Iraq : les actes de terreur de l'EIIL sont contraires aux valeurs de toutes les confessions

16 juillet 2020

Les chefs religieux des communautés en Iraq ont appelé à davantage de « guérison et de réconciliation » lors d'un événement organisé jeudi par l'ONU, réaffirmant leur engagement à soutenir les survivants des crimes perpétrés par les combattants terroristes de l'Etat islamique en Iraq et au Levant (EIIL/Daech).

Les principaux signataires d'une déclaration interconfessionnelle historique sur les victimes et les survivants de l'EIIL - représentant l'islam, l'église chrétienne et d'autres confessions - ont participé à une discussion en ligne, tenue sous les auspices du Conseiller spécial des Nations Unies qui dirige également l'équipe d'enquête pour promouvoir la responsabilité pour les crimes commis par Daech / EIIL (UNITAD).
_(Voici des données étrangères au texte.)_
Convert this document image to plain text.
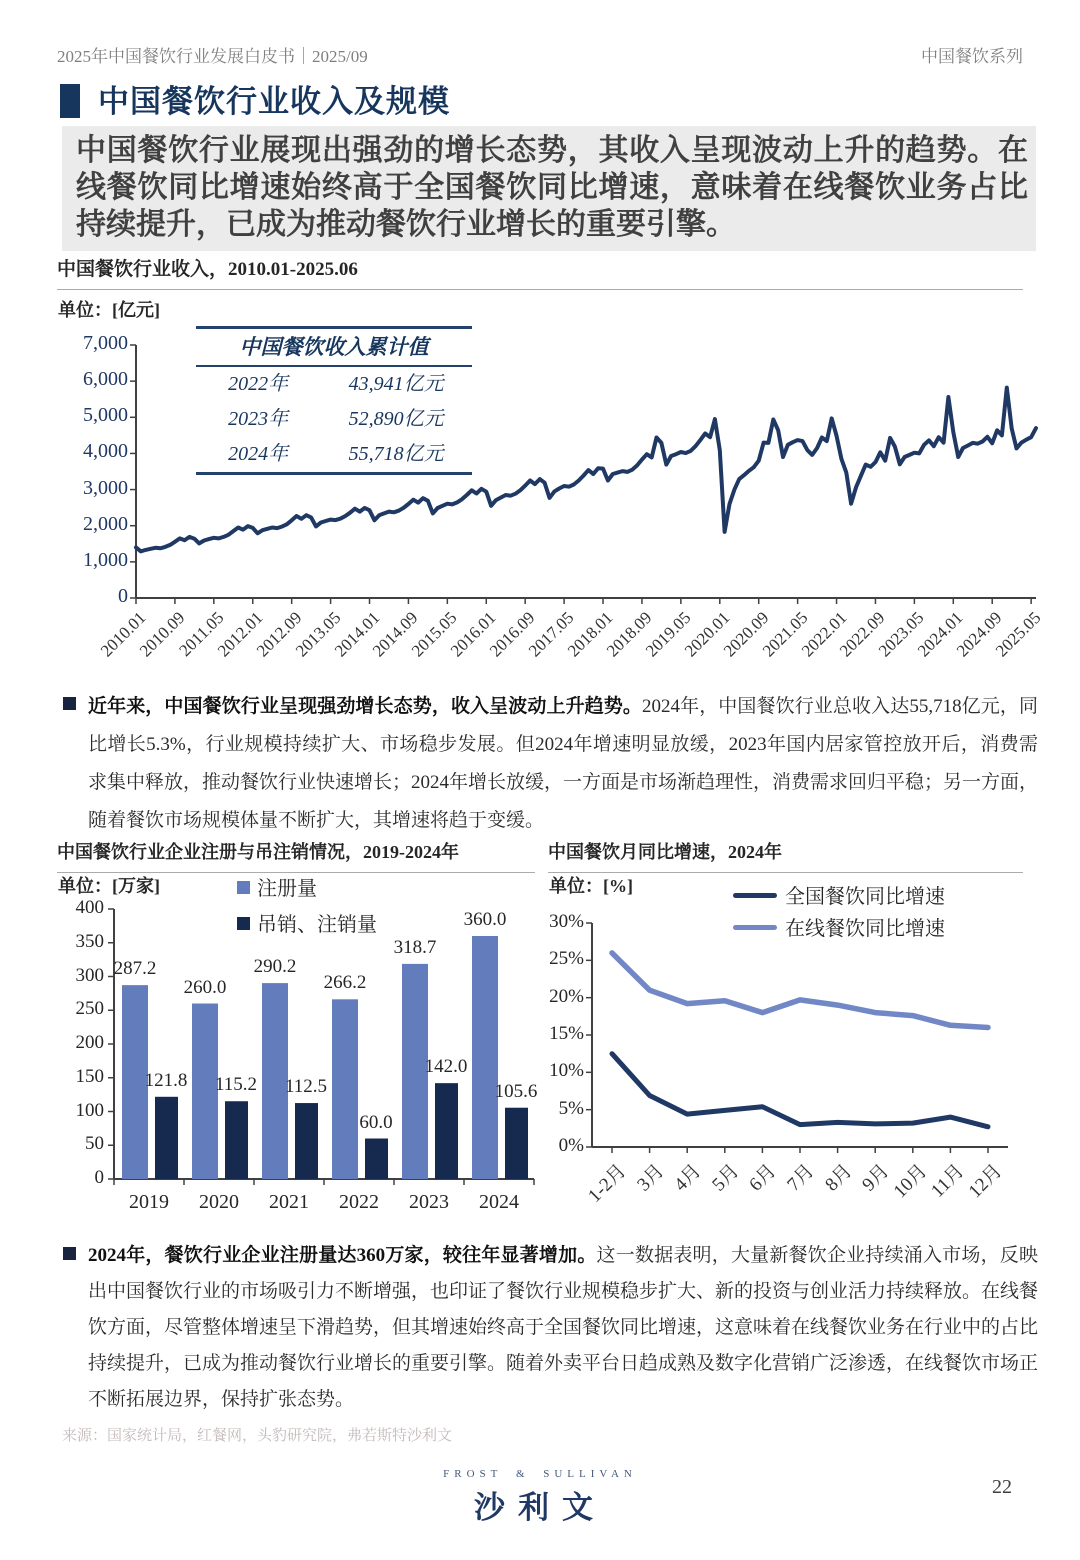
2025年中国餐饮行业发展白皮书｜2025/09	中国餐饮系列
中国餐饮行业收入及规模
中国餐饮行业展现出强劲的增长态势，其收入呈现波动上升的趋势。在线餐饮同比增速始终高于全国餐饮同比增速，意味着在线餐饮业务占比持续提升，已成为推动餐饮行业增长的重要引擎。
中国餐饮行业收入，2010.01-2025.06
单位：[亿元]
中国餐饮收入累计值
2022年	43,941亿元
2023年	52,890亿元
2024年	55,718亿元
近年来，中国餐饮行业呈现强劲增长态势，收入呈波动上升趋势。2024年，中国餐饮行业总收入达55,718亿元，同比增长5.3%，行业规模持续扩大、市场稳步发展。但2024年增速明显放缓，2023年国内居家管控放开后，消费需求集中释放，推动餐饮行业快速增长；2024年增长放缓，一方面是市场渐趋理性，消费需求回归平稳；另一方面，随着餐饮市场规模体量不断扩大，其增速将趋于变缓。
中国餐饮行业企业注册与吊注销情况，2019-2024年
单位：[万家]	注册量
吊销、注销量
中国餐饮月同比增速，2024年
单位：[%]	全国餐饮同比增速
在线餐饮同比增速
2024年，餐饮行业企业注册量达360万家，较往年显著增加。这一数据表明，大量新餐饮企业持续涌入市场，反映出中国餐饮行业的市场吸引力不断增强，也印证了餐饮行业规模稳步扩大、新的投资与创业活力持续释放。在线餐饮方面，尽管整体增速呈下滑趋势，但其增速始终高于全国餐饮同比增速，这意味着在线餐饮业务在行业中的占比持续提升，已成为推动餐饮行业增长的重要引擎。随着外卖平台日趋成熟及数字化营销广泛渗透，在线餐饮市场正不断拓展边界，保持扩张态势。
来源：国家统计局，红餐网，头豹研究院，弗若斯特沙利文
FROST & SULLIVAN
沙利文
22
7,000
6,000
5,000
4,000
3,000
2,000
1,000
0
2010.01
2010.09
2011.05
2012.01
2012.09
2013.05
2014.01
2014.09
2015.05
2016.01
2016.09
2017.05
2018.01
2018.09
2019.05
2020.01
2020.09
2021.05
2022.01
2022.09
2023.05
2024.01
2024.09
2025.05
400
350
300
250
200
150
100
50
0
287.2
121.8
2019
260.0
115.2
2020
290.2
112.5
2021
266.2
60.0
2022
318.7
142.0
2023
360.0
105.6
2024
30%
25%
20%
15%
10%
5%
0%
1-2月 3月 4月 5月 6月 7月 8月 9月
10月
11月
12月
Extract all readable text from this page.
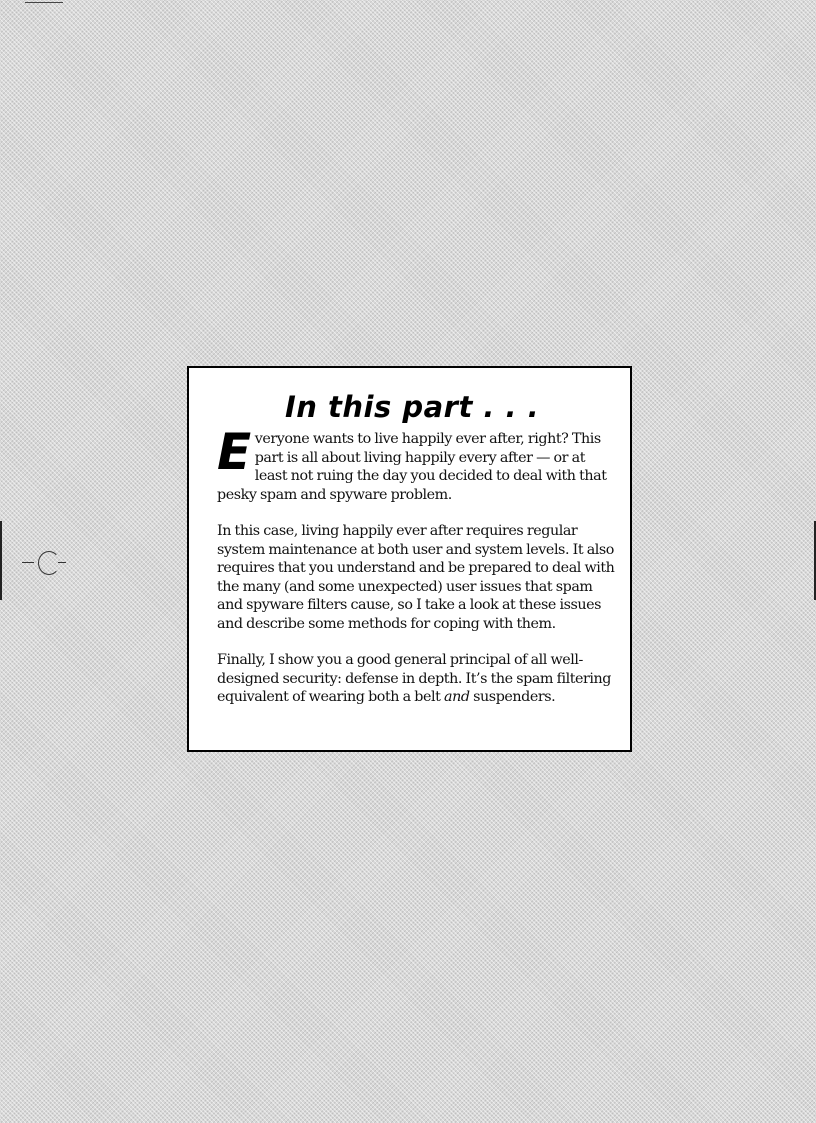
In this part . . .

Everyone wants to live happily ever after, right? This part is all about living happily every after — or at least not ruing the day you decided to deal with that pesky spam and spyware problem.

In this case, living happily ever after requires regular system maintenance at both user and system levels. It also requires that you understand and be prepared to deal with the many (and some unexpected) user issues that spam and spyware filters cause, so I take a look at these issues and describe some methods for coping with them.

Finally, I show you a good general principal of all well-designed security: defense in depth. It’s the spam filtering equivalent of wearing both a belt and suspenders.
La discussion était co-organisée par Religions pour la paix, une coalition internationale qui comprend 90 conseils nationaux et six conseils interreligieux régionaux.

Les participants ont condamné les actes de terreur commis par l’EIIL comme étant « contraires aux principes fondamentaux de nos religions ainsi qu’aux valeurs fondamentales de l’humanité ».

« Que peut être la religion si ce n'est pour la paix? », a ainsi déclaré Karim Asad Ahmad Khan QC, chef de l'UNITAD.

Des attaques « loin d'être terminées »

Le Conseiller spécial a exprimé sa gratitude aux chefs religieux iraquiens pour leur courage « en ces temps difficiles » alors qu'ils soutiennent ensemble les survivants et les victimes de l'EIIL.

Soulignant que les attaques de l'EIIL étant « loin d'être terminées » à travers le monde, il a exhorté les représentants de toutes les religions à dénoncer l'idéologie du groupe comme étrangère aux valeurs religieuses et à celles de toute l'humanité.

Selon M. Khan, la seule façon de répondre à des groupes comme l'EIIL est que les chefs religieux se soutiennent mutuellement.

« Chaque fois que les gens cherchent à mesurer la valeur des humains en fonction de leur propre croyance, il devrait y avoir une sonnette alarme », a signalé le Conseiller spécial, ajoutant que tout le monde devait « commencer à appliquer une tolérance zéro à l'intolérance ».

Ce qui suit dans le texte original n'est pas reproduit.